Bestselling author Bill Bryson has been appointed 11th chancellor of Durham University

In one of Bill Bryson's best-known works, Notes from a Small Island , his account of touring round Britain, he wrote that on arriving in Durham, he "fell in love with it instantly in a serious way", famously offering readers his car to go and visit the city.

Last year, Durham University awarded him an honorary doctor of civil law and he becomes chancellor as it prepares to celebrate its 175th anniversary in 2007.

Bryson's books also observe life in North America, Europe and Australia, and he recently travelled to Kenya with sustainable development charity CARE International. (His resultant African Diary has so far raised more than £280,000 for the charity.) Last year, A Short History of Nearly Everything won him a Royal Society Aventis Prize for science writing.

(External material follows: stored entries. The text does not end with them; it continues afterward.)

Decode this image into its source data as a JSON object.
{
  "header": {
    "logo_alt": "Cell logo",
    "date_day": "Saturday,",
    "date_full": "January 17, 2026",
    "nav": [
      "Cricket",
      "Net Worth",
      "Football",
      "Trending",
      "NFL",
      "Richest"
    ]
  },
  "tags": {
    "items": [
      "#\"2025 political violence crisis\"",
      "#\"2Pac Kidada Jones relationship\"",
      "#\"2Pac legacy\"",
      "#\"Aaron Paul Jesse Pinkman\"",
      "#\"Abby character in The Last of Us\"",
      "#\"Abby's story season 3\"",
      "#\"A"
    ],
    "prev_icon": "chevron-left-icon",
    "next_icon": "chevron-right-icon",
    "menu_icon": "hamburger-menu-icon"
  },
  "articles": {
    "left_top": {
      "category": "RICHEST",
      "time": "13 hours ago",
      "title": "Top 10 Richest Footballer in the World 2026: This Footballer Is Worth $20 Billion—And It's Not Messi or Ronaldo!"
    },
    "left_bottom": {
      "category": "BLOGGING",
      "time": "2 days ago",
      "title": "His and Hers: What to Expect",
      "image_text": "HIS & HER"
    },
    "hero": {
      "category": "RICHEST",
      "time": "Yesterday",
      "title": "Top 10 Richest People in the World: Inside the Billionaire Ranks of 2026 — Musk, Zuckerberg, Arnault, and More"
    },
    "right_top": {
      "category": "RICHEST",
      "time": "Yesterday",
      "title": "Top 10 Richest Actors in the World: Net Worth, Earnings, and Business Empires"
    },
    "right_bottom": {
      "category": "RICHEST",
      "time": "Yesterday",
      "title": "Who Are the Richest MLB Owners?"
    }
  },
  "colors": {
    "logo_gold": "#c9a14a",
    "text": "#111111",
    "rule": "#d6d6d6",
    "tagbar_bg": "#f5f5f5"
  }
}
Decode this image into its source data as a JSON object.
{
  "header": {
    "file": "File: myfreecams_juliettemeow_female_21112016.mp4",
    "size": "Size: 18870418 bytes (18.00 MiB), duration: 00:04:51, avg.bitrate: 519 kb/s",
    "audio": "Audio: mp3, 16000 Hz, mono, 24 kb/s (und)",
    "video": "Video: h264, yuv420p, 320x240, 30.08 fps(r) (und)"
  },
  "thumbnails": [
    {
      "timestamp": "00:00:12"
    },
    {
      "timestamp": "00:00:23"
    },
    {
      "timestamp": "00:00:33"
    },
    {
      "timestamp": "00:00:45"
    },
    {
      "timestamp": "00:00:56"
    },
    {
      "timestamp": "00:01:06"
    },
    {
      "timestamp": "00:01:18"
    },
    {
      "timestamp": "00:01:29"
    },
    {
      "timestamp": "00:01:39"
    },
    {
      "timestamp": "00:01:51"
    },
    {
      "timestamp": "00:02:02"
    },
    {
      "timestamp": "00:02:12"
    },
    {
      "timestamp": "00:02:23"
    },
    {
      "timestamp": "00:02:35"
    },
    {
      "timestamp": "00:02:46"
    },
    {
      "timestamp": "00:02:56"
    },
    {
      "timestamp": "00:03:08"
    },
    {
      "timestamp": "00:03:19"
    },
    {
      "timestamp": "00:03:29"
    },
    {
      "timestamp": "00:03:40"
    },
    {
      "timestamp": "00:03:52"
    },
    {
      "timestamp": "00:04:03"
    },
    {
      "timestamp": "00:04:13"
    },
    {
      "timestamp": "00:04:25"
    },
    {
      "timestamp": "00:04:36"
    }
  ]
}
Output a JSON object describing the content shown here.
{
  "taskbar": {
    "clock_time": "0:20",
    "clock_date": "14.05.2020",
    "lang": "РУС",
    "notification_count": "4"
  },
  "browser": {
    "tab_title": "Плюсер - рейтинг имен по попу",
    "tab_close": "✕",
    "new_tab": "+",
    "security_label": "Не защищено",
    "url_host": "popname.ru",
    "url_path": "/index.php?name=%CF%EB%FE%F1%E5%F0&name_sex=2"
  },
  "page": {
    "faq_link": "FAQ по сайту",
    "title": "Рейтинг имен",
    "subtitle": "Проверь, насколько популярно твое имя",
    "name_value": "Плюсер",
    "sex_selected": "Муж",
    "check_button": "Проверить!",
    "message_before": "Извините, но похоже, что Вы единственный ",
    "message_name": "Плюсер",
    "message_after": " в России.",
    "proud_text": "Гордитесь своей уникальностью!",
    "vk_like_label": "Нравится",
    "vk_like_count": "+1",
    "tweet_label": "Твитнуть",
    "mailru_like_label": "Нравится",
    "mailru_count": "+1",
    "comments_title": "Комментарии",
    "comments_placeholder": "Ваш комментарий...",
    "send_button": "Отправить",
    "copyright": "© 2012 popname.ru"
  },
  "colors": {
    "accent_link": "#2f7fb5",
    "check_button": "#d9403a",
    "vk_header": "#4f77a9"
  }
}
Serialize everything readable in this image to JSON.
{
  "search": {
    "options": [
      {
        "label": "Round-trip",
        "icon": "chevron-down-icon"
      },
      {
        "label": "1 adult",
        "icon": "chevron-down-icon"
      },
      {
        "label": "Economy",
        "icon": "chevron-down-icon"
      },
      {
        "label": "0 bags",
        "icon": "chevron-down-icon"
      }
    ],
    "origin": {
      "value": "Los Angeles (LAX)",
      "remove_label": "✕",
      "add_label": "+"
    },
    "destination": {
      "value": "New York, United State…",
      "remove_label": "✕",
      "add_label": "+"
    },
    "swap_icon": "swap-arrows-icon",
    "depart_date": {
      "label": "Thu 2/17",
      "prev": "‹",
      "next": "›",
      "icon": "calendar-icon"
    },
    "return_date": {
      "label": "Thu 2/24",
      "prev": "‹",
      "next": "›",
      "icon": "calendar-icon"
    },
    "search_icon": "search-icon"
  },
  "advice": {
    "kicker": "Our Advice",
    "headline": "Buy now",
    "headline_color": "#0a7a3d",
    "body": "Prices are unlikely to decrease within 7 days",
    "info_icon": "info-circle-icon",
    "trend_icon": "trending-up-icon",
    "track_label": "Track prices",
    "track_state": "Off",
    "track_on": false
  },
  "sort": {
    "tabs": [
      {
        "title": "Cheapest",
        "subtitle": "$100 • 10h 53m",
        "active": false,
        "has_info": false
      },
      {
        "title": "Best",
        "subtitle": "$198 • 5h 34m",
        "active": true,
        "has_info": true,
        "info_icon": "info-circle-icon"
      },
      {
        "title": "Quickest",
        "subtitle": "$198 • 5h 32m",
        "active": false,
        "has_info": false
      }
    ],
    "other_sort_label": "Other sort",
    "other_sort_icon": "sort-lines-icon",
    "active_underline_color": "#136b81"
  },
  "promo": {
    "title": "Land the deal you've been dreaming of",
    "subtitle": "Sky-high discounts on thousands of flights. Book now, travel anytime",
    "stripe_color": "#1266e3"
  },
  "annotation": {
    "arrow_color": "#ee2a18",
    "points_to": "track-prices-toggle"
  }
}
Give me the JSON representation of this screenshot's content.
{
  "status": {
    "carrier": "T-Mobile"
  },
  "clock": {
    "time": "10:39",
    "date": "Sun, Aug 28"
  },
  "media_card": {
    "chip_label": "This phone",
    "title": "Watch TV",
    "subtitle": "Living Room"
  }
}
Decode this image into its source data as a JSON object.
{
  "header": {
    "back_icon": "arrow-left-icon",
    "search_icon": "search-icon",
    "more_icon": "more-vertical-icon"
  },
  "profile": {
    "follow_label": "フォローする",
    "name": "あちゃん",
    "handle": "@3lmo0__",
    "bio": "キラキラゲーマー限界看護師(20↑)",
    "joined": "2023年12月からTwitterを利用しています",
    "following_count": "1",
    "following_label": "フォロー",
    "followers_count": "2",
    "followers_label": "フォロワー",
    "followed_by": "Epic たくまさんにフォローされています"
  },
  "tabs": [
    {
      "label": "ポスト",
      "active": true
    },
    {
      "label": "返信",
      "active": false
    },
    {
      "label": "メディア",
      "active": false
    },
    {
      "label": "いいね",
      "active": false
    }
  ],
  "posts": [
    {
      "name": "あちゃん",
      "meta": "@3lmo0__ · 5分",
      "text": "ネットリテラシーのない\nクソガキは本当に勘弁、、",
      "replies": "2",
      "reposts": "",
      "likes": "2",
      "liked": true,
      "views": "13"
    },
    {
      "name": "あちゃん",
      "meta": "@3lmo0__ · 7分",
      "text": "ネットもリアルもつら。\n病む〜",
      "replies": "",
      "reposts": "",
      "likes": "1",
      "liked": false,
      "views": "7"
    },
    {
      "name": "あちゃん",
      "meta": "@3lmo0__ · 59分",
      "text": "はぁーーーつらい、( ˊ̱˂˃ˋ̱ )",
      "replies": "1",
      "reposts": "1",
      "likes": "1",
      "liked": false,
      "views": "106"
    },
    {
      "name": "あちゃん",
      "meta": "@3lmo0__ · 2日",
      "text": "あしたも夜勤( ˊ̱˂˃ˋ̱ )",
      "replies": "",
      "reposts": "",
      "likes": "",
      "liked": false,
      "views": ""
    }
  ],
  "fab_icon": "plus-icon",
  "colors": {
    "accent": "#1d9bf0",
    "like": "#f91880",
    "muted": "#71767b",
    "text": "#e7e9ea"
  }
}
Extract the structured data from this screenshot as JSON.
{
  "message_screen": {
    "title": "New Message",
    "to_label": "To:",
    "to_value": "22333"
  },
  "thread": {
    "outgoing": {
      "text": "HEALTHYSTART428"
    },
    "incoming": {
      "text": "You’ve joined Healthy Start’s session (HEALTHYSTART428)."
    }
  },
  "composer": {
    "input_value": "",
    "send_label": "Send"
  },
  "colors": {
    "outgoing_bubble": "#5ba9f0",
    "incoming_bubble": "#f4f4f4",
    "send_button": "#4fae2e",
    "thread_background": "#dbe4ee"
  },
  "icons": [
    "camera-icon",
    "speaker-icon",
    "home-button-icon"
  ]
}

Bryson was born in Des Moines, Iowa. As a teenager, he wrote newspaper reports on wrestling. He interrupted a political science degree at Drake University to go backpacking in Europe and ended up working in a psychiatric hospital in London for two years. While in London he met future wife, Cynthia Billen, a student nurse. He returned to Drake in 1975, completing his degree while working as a copy editor for the Des Moines Tribune . After graduating, he returned to the UK, working first as a sub-editor on a Bournemouth newspaper before moving to The Times .

Responding to earlier rumours that former US President Bill Clinton would be Durham's next chancellor, Bryson said: "I think he will be very good for it - as long as you keep him away from the interns."